True love or not, the game must play out, and the fates of everyone involved, from the cast of extraordinary circus per­formers to the patrons, hang in the balance, suspended as precariously as the daring acrobats overhead.

Before buying this book, I read reviews claiming Morgenstern’s book to be the next Harry Potter: taking up the Fantasy genre mantle that Harry Potter left behind. I have to admit, with such heavy expectations, I was hesitant to read it for fear of disappointment. The Harry Potter series by JK Rowling is one of my favourites and I am hard-pressed to believe something else so great could come along so readily. Thus, The Night Circus stood on my Kobo shelf for four months before I decided to finally open it.
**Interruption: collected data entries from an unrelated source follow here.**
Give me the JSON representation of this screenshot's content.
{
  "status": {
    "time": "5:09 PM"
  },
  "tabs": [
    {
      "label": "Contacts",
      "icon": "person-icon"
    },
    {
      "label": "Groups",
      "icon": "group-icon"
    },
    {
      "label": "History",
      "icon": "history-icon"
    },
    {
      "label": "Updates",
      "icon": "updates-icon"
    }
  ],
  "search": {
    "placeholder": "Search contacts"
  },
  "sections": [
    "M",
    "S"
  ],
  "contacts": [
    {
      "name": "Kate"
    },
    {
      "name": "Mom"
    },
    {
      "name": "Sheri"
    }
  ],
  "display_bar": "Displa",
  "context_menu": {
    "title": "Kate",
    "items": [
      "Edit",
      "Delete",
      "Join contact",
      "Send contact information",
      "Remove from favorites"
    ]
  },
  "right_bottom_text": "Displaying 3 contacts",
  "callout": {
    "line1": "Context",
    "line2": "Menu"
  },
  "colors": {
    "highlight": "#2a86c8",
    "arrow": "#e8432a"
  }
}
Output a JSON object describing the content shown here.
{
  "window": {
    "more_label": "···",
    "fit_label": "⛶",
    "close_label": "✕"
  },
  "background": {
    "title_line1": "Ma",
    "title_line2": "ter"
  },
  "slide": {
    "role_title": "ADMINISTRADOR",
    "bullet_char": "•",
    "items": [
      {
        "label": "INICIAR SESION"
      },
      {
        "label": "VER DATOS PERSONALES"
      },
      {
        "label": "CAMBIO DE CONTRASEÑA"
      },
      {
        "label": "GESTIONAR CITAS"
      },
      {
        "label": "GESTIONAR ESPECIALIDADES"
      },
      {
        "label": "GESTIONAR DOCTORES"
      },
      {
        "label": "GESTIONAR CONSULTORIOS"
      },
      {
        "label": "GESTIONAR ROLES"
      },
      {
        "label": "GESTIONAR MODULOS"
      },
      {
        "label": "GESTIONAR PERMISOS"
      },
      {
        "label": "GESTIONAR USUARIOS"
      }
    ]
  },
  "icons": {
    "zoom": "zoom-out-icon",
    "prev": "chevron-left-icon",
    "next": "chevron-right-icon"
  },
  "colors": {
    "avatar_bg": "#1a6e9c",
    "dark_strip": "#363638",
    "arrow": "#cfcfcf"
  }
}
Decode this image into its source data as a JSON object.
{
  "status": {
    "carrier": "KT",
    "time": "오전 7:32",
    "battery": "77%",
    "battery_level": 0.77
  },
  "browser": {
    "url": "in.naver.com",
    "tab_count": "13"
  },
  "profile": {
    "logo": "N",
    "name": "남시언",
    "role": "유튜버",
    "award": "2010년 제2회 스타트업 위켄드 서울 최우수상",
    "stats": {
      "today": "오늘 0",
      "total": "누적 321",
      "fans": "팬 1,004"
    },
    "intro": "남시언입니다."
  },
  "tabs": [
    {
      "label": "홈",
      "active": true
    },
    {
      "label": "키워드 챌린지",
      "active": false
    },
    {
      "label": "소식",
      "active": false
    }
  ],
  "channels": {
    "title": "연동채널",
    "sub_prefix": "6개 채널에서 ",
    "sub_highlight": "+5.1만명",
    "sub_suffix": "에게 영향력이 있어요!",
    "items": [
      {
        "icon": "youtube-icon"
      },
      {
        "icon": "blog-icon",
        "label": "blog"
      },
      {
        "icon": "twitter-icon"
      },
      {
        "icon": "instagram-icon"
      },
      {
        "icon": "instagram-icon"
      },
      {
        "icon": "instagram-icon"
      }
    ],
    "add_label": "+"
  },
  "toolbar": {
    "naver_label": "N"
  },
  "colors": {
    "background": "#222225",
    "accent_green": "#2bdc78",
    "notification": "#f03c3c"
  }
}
Morgenstern does a great job describing the circus. I could easily imagine the black and white striped tents which are deceptively larger inside than they appear. I could almost smell the caramel and hot chocolate. The reveurs with the red scarves so bright against their black & white attire. I could almost believe the circus was real, much like how I could also believe Hogwarts was real. And I wanted to visit, or felt like I had visited it but a long time ago that it’s just a faint memory.

The book starts off a bit slow and I had trouble caring for the main characters, Celia & Marco. In particular Marco who seemed cold, arrogant and distant. It’s not until halfway when Celia  & Marco discover each other as their respective opponents does the book pick up steam. Suddenly, the rivalry holds more weight as more lives are involved and thus, more consequences.

Morgenstern creates full characters out of Celia and Marco, but at times, I could only see them as characters written in a book rather than living, breathing souls. Their courtship and eventual relationship don’t feel as real or profound to me as I would have liked. Thus, the climax wasn’t as monumental and all-consuming to me. I didn’t care whether or not they ended up together or were separated forever. Instead I found myself more drawn to Bailey’s parallel story. His life, his friendship with Poppet and Widget and what the circus meant to him.

Nevertheless, by the end of the book, I wanted to keep reading more, even though the ending was perfect. I still want to know more about what happened to each character and how they and the circus lived on. I want more circus tales, about other people we didn’t meet or only briefly met. I want to read more of Morgenstern’s book, if only The Night Circus wasn’t her first book.

I’d still definitely recommend this book, especially since I want to discuss it with someone and flesh out everything I’ve been thinking.

Have you read The Night Circus? If so, what did you think about it? Impressed? Less than?